Некоторое время Тео молчал, пока не произнес:
— В Нью-Йорке полно телекомпаний, где можно найти применение твоему опыту и знаниям.
— А как же «Трибуна»?
— К черту «Трибуну»!
— Ты хочешь, чтобы я начинала на пустом месте и бросила дело, куда вложила столько сил и мозгов? — Она вспыхнула. — Предала собственные идеи, людей, которых заставила в них поверить и работать с полной отдачей?!
— А ты хочешь, чтобы так поступил я?
— Я этого не сказала. — Рената печально нахмурилась.
— Значит, у нас нет выбора?
— Значит, нет. — Рената отвернулась.
— Или один из нас должен чем-то поступиться… Разве не так?
— Не знаю… Не уверена.
— Тогда продам «Трибуну», и у тебя не будет выхода.
— Что ж, ты хозяин — продавай! Но учти, я не пешка, которую с легкостью можно передвигать по шахматной доске.
— Рена, детка, не мучай меня и себя. Поживем — увидим. Не надо решать все проблемы сразу… Идиотство… Нужно ли нам начинать со ссоры? Еще успеем. И вытри глаза, иначе Фанни бог знает о чем подумает… Смотри, какая красота. Сейчас вся вода станет нежно-розовой, как твои губы.
Он пальцем коснулся ее рта, потом нежно поцеловал.
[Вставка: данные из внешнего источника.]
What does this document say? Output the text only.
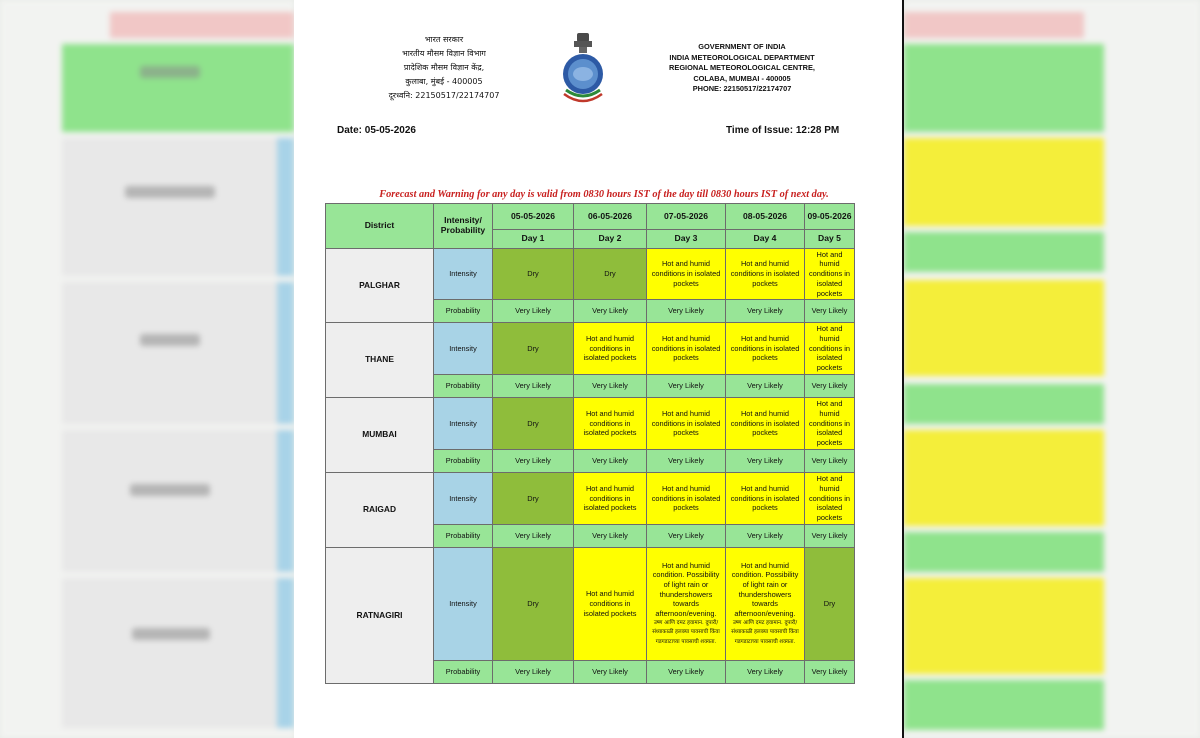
भारत सरकार
भारतीय मौसम विज्ञान विभाग
प्रादेशिक मौसम विज्ञान केंद्र,
कुलाबा, मुंबई - 400005
दूरध्वनि: 22150517/22174707
GOVERNMENT OF INDIA
INDIA METEOROLOGICAL DEPARTMENT
REGIONAL METEOROLOGICAL CENTRE,
COLABA, MUMBAI - 400005
PHONE: 22150517/22174707
Date: 05-05-2026	Time of Issue: 12:28 PM
Forecast and Warning for any day is valid from 0830 hours IST of the day till 0830 hours IST of next day.
District	Intensity/ Probability	05-05-2026	06-05-2026	07-05-2026	08-05-2026	09-05-2026
		Day 1	Day 2	Day 3	Day 4	Day 5
PALGHAR	Intensity	Dry	Dry	Hot and humid conditions in isolated pockets	Hot and humid conditions in isolated pockets	Hot and humid conditions in isolated pockets
	Probability	Very Likely	Very Likely	Very Likely	Very Likely	Very Likely
THANE	Intensity	Dry	Hot and humid conditions in isolated pockets	Hot and humid conditions in isolated pockets	Hot and humid conditions in isolated pockets	Hot and humid conditions in isolated pockets
	Probability	Very Likely	Very Likely	Very Likely	Very Likely	Very Likely
MUMBAI	Intensity	Dry	Hot and humid conditions in isolated pockets	Hot and humid conditions in isolated pockets	Hot and humid conditions in isolated pockets	Hot and humid conditions in isolated pockets
	Probability	Very Likely	Very Likely	Very Likely	Very Likely	Very Likely
RAIGAD	Intensity	Dry	Hot and humid conditions in isolated pockets	Hot and humid conditions in isolated pockets	Hot and humid conditions in isolated pockets	Hot and humid conditions in isolated pockets
	Probability	Very Likely	Very Likely	Very Likely	Very Likely	Very Likely
RATNAGIRI	Intensity	Dry	Hot and humid conditions in isolated pockets	Hot and humid condition. Possibility of light rain or thundershowers towards afternoon/evening.
उष्ण आणि दमट हवामान. दुपारी/संध्याकाळी हलक्या पावसाची किंवा गडगडाटाच्या पावसाची शक्यता.	Hot and humid condition. Possibility of light rain or thundershowers towards afternoon/evening.
उष्ण आणि दमट हवामान. दुपारी/संध्याकाळी हलक्या पावसाची किंवा गडगडाटाच्या पावसाची शक्यता.	Dry
	Probability	Very Likely	Very Likely	Very Likely	Very Likely	Very Likely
Ласково, как голову ребенка, погладил по волосам.
— Солнышко ты мое…
За столом Рената сидела немного притихшая, Тео же — наоборот: ел с аппетитом, расхваливал кушанья, с удовольствием подливал женщинам вино и шутил насчет того, что малолюдное свадебное пиршество плохо только одним — некому кричать «горько».
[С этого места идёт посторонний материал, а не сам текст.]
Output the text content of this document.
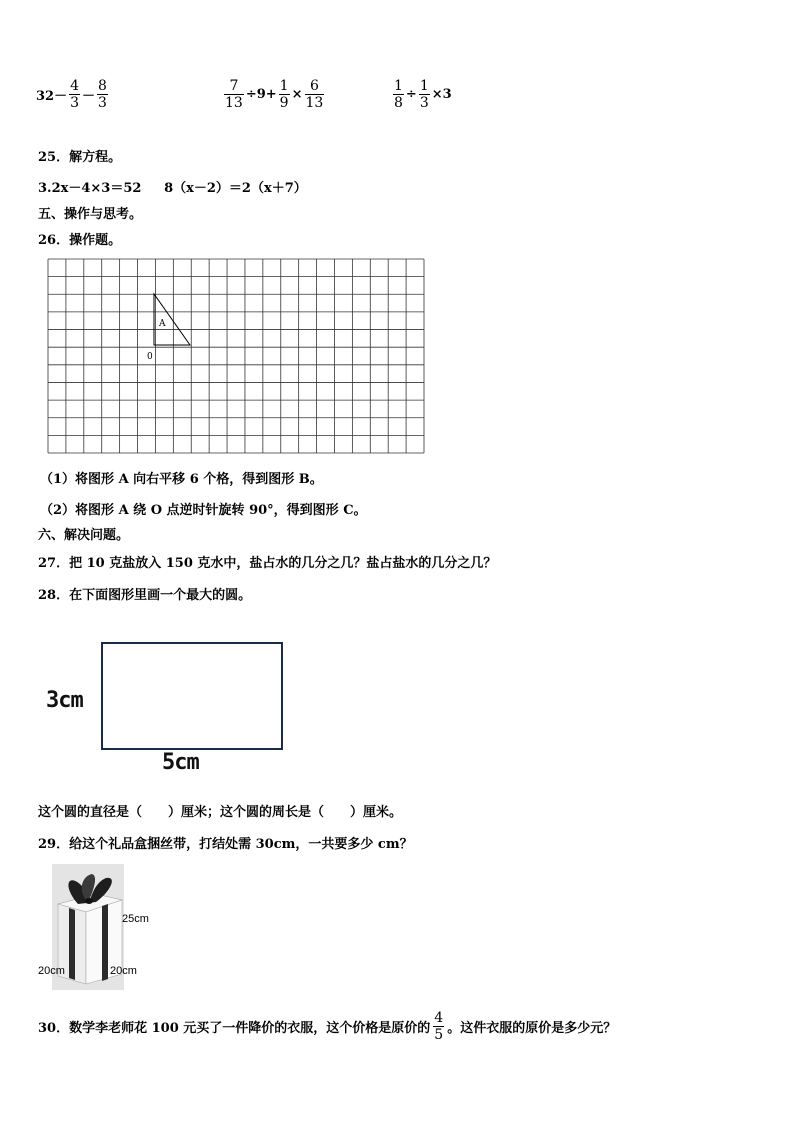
$32- \frac{4}{3} - \frac{8}{3}$	$\frac{7}{13} \div 9+ \frac{1}{9} \times \frac{6}{13}$	$\frac{1}{8} \div \frac{1}{3} \times 3$
25．解方程。
3.2x－4×3＝52     8（x－2）＝2（x＋7）
五、操作与思考。
26．操作题。
A
0
（1）将图形 A 向右平移 6 个格，得到图形 B。
（2）将图形 A 绕 O 点逆时针旋转 90°，得到图形 C。
六、解决问题。
27．把 10 克盐放入 150 克水中，盐占水的几分之几？盐占盐水的几分之几？
28．在下面图形里画一个最大的圆。
3cm
5cm
这个圆的直径是（　　）厘米；这个圆的周长是（　　）厘米。
29．给这个礼品盒捆丝带，打结处需 30cm，一共要多少 cm？
25cm
20cm	20cm
30．数学李老师花 100 元买了一件降价的衣服，这个价格是原价的 $\frac{4}{5}$ 。这件衣服的原价是多少元？
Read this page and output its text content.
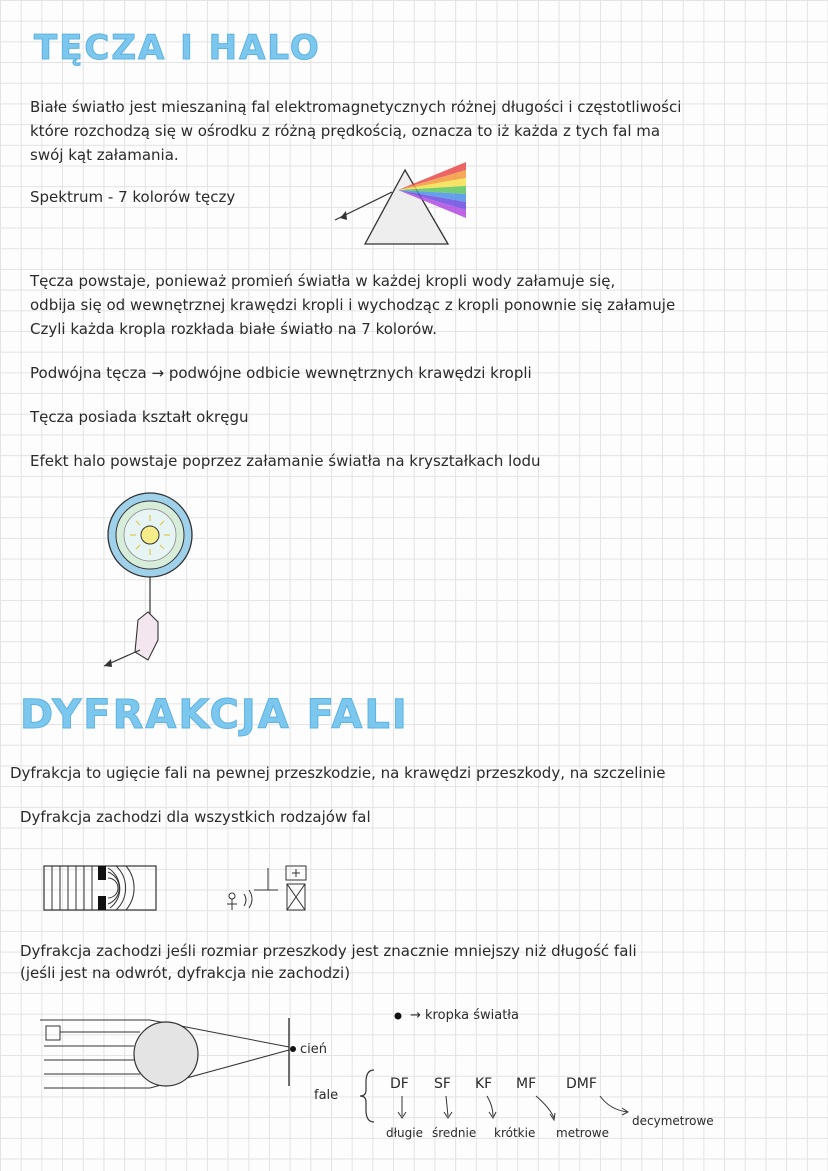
TĘCZA I HALO
Białe światło jest mieszaniną fal elektromagnetycznych różnej długości i częstotliwości
które rozchodzą się w ośrodku z różną prędkością, oznacza to iż każda z tych fal ma
swój kąt załamania.
Spektrum - 7 kolorów tęczy
Tęcza powstaje, ponieważ promień światła w każdej kropli wody załamuje się,
odbija się od wewnętrznej krawędzi kropli i wychodząc z kropli ponownie się załamuje
Czyli każda kropla rozkłada białe światło na 7 kolorów.
Podwójna tęcza → podwójne odbicie wewnętrznych krawędzi kropli
Tęcza posiada kształt okręgu
Efekt halo powstaje poprzez załamanie światła na kryształkach lodu
DYFRAKCJA FALI
Dyfrakcja to ugięcie fali na pewnej przeszkodzie, na krawędzi przeszkody, na szczelinie
Dyfrakcja zachodzi dla wszystkich rodzajów fal
Dyfrakcja zachodzi jeśli rozmiar przeszkody jest znacznie mniejszy niż długość fali
(jeśli jest na odwrót, dyfrakcja nie zachodzi)
→ kropka światła
cień
fale
DF SF KF MF DMF
długie średnie krótkie metrowe
decymetrowe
Фанни этот пробел восполнила. Подняла свой хрустальный бокал и прослезившись сказала:
— Будьте счастливы. Горько!..
Тео отнес Ренату на руках в большую спальню для гостей, приготовленную им экономкой. Огромная старинная кровать была застлана крахмальными простынями, подушки взбиты, одеяло тщательно расправлено. Она сразу утонула в этом мягком, торжественном великолепии, моментально вспомнив их хижину, дождь за распахнутой дверью, ощущение полного уединения… Здесь все было по-другому, только руки любимого, осторожно раздевавшие ее, — те же. Обидно стало за то, что снова одета неподобающе: будничное белье, домашняя юбчонка — ведь выбежала к Тео на улицу, когда тот утром позвонил, прямо в чем была… Но каждое его прикосновение будило в ней предвкушение блаженства. Пусть сейчас, хотя бы только в эти мгновения, ничто их не разъединяет. Она гнала от себя мысли о будущем с теми проблемами, которые могут стать для них обоих неразрешимыми.
Тео же не мог думать ни о чем, кроме прекрасного молодого женского тела, шелковой нежности кожи, источавшей дурманящий голову аромат… Кроме этих глаз, полураскрытых губ… Все внутри него таяло от неизбывной нежности. Он покрывал ее поцелуями, ласкал, едва касаясь кончиками пальцев, упивался ею.
А она будто погружалась в сладостное небытие.
— Как божественна твоя кожа, твой запах, твоя грудь, — шептал Тео. И слова эти волновали не меньше поцелуев, которыми тот метил каждый уголок распростертого перед ним тела. А когда он зажал набухший розовый сосок между большим и указательным пальцами и мягко, поддразнивающе сдавил, молния прострелила Ренату до самого паха, заставив изогнуться дугой. О небо! Ей едва удалось сдержаться, чтобы не застонать.
Глаза Тео радостно вспыхнули. Его рука гладила впадинку, сбегавшую вниз от пупка, погружалась в пушистый треугольник волос.
— Не заставляй меня умирать от желания, — едва пролепетала Рената, ощущая зов жаждущей плоти, поднимавшийся в ней, задыхаясь и томясь от жара, постепенно охватывавшего ее.
Он же погрузился лицом между ее ногами, опалил дыханием, нежным языком лаская потаенные женские губы.
Она замерла. Трепетная игра с ее плотью, дрожащей от вожделения, доводила Ренату до безумия, вызывая восторг.
— Моя волшебница, — бормотал Тео, притягивая всю ее к себе. Грудь к груди, живот к животу. Их дыхание смешалось, тела слились во взаимном нетерпении. Он навалился всей тяжестью и одним неудержимым движением вошел в нее. Обхватил руками ягодицы, помогая ей приноровиться к медленному ритму, с каким все глубже проникал в бархатную женскую плоть.